It’s becoming difficult to imagine any likely scenario under which something good happens when the presidential election is held exactly twelve months from now. Twelve grim reminders:
—In all likelihood, we will by then have seen the current leading Democrat (Clinton) and current leading Republican candidate (Carson for the moment) revealed as delusional chronic fabulists—one by FBI investigators, the other perhaps by old school chums or simply by people who know he has no basis for asserting that the biblical Joseph built the pyramids as grain silos.
—And their supporters won’t care. And we will descend another rung.
—The neoconservative-vs.-libertarian squabbling will only increase as it becomes clearer that both factions are irrelevant before the much greater power of mindless populism. (Right after 9/11, the two groups started a fight that for some of us, who had thought the whole free-market coalition a fairly happy family, was a bit like having a previously unnoticed geographic fault line open right between our feet. But then, it almost seems as though every stupid political spat works that way now, keeping sane people off-balance at all times until they exit the political field, exhausted.)
—If you don’t believe that bluster now “trumps” (so to speak) philosophy, watch the disturbing spectacle of Bill O’Reilly besting George Will. I haven’t seen a bully trounce a nerd like that since junior high. There will be no real winners here.
—One of the more articulate and inspiring recent formulations of the conservative/libertarian-sounding case for Western civilization can be found in this essay, but, alas, its writer is believed to have been killed fighting against ISIS (h/t Abe Greenwald).
—Far be it from me to tell the Rand Paul campaign, on which may hang the fate of human freedom, how to do its job, but a friend of mine donated to the campaign months ago and has since received exactly one e-mail update.
—By contrast, my liberal friends complain that they receive daily e-mails from the Obama campaign and he isn’t even running anymore.

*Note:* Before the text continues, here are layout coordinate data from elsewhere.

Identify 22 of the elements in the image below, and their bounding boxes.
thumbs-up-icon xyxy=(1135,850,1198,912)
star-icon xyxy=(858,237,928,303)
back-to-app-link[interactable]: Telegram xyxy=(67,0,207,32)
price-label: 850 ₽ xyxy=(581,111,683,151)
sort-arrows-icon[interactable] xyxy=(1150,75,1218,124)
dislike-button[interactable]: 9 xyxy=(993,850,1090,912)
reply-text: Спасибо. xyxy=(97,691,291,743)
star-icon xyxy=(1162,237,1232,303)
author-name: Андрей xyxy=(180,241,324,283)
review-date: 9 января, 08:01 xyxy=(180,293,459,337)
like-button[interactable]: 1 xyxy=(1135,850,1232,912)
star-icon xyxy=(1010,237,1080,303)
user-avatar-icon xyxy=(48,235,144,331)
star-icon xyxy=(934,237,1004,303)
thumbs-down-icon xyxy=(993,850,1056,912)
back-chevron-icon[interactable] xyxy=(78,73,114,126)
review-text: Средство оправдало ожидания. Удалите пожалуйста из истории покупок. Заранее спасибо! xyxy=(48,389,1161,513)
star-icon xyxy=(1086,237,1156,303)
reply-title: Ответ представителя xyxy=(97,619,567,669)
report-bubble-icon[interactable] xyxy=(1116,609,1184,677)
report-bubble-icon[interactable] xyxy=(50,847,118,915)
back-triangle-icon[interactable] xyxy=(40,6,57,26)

—I’m also nervous for any candidate whose consultants start claiming, as some of Paul’s have, that he may not need to win those quirky early primaries. Whose strategy was it to pooh-pooh those in 2008? Oh, yes: Rudy Giuliani (the anti-Paul, ironically). You may have forgotten. Indeed, you may’ve forgotten Giuliani ran for president at all—a reminder how quickly it can all fade away.
—And even if there’s a Rand Paul comeback, that evil bastard saboteur Jamie Kirchick is probably just waiting for the uptick before writing his zillionth article reminding everyone Rand’s dad Ron Paul had associates who were racist militia men or whatever. Kirchick may have that piece on auto-post already, timed to go up one day prior to the New Hampshire primary. (It’ll be one more chance to get some attention and boost more bloodthirsty candidates by making the dovish ones sound like freaks—fate of freedom and the republic be damned.)

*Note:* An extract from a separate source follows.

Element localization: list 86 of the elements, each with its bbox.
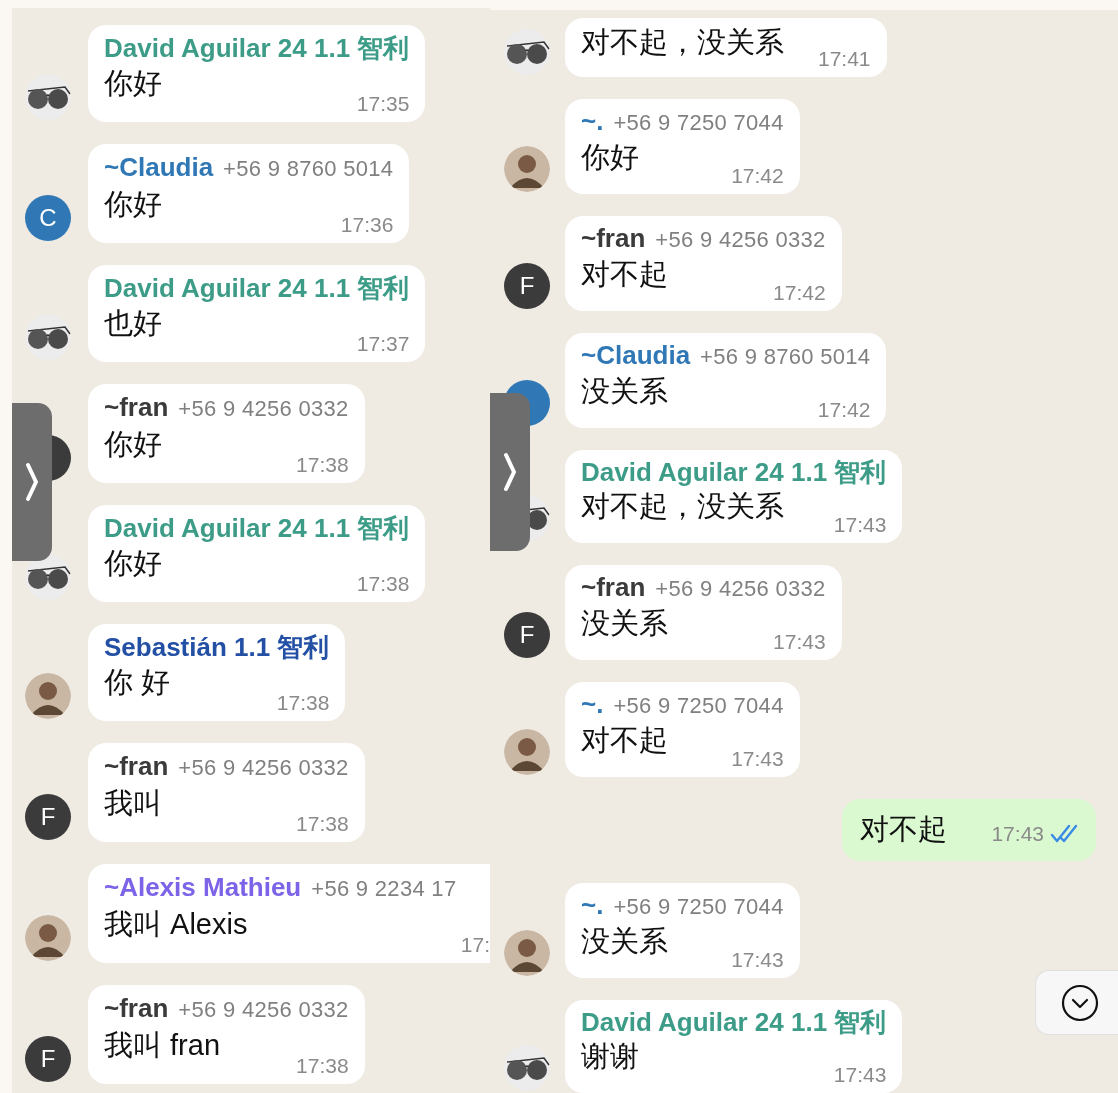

—It’s a sad thing, too, that I find myself turning my attention to Ted Cruz as a more popular libertarian-ish option—wondering if he might have the right mix of hawkishness, religiosity, capitalism, border enforcement, and Latino ancestry to cobble the coalition back together—when, let’s face it, it’s not as if his 11 percent in current GOP polls sets the world on fire to a much greater extent than Rand Paul’s four percent.
—My ultimate fallback plan, of course, remains potential Libertarian candidate Gary Johnson. So you understand the depths of my hopelessness.
—But you never know. This year should teach us that all the steady, confident predictions are fragile, phony things. Donald Trump, the main piñata for anti-racists these days, really is very popular with blacks, as was Ron Paul. If that doesn’t fit easily into your preferred political narrative, maybe you ought to shut up for the next 12 months. The soothing silence would be at least one positive development.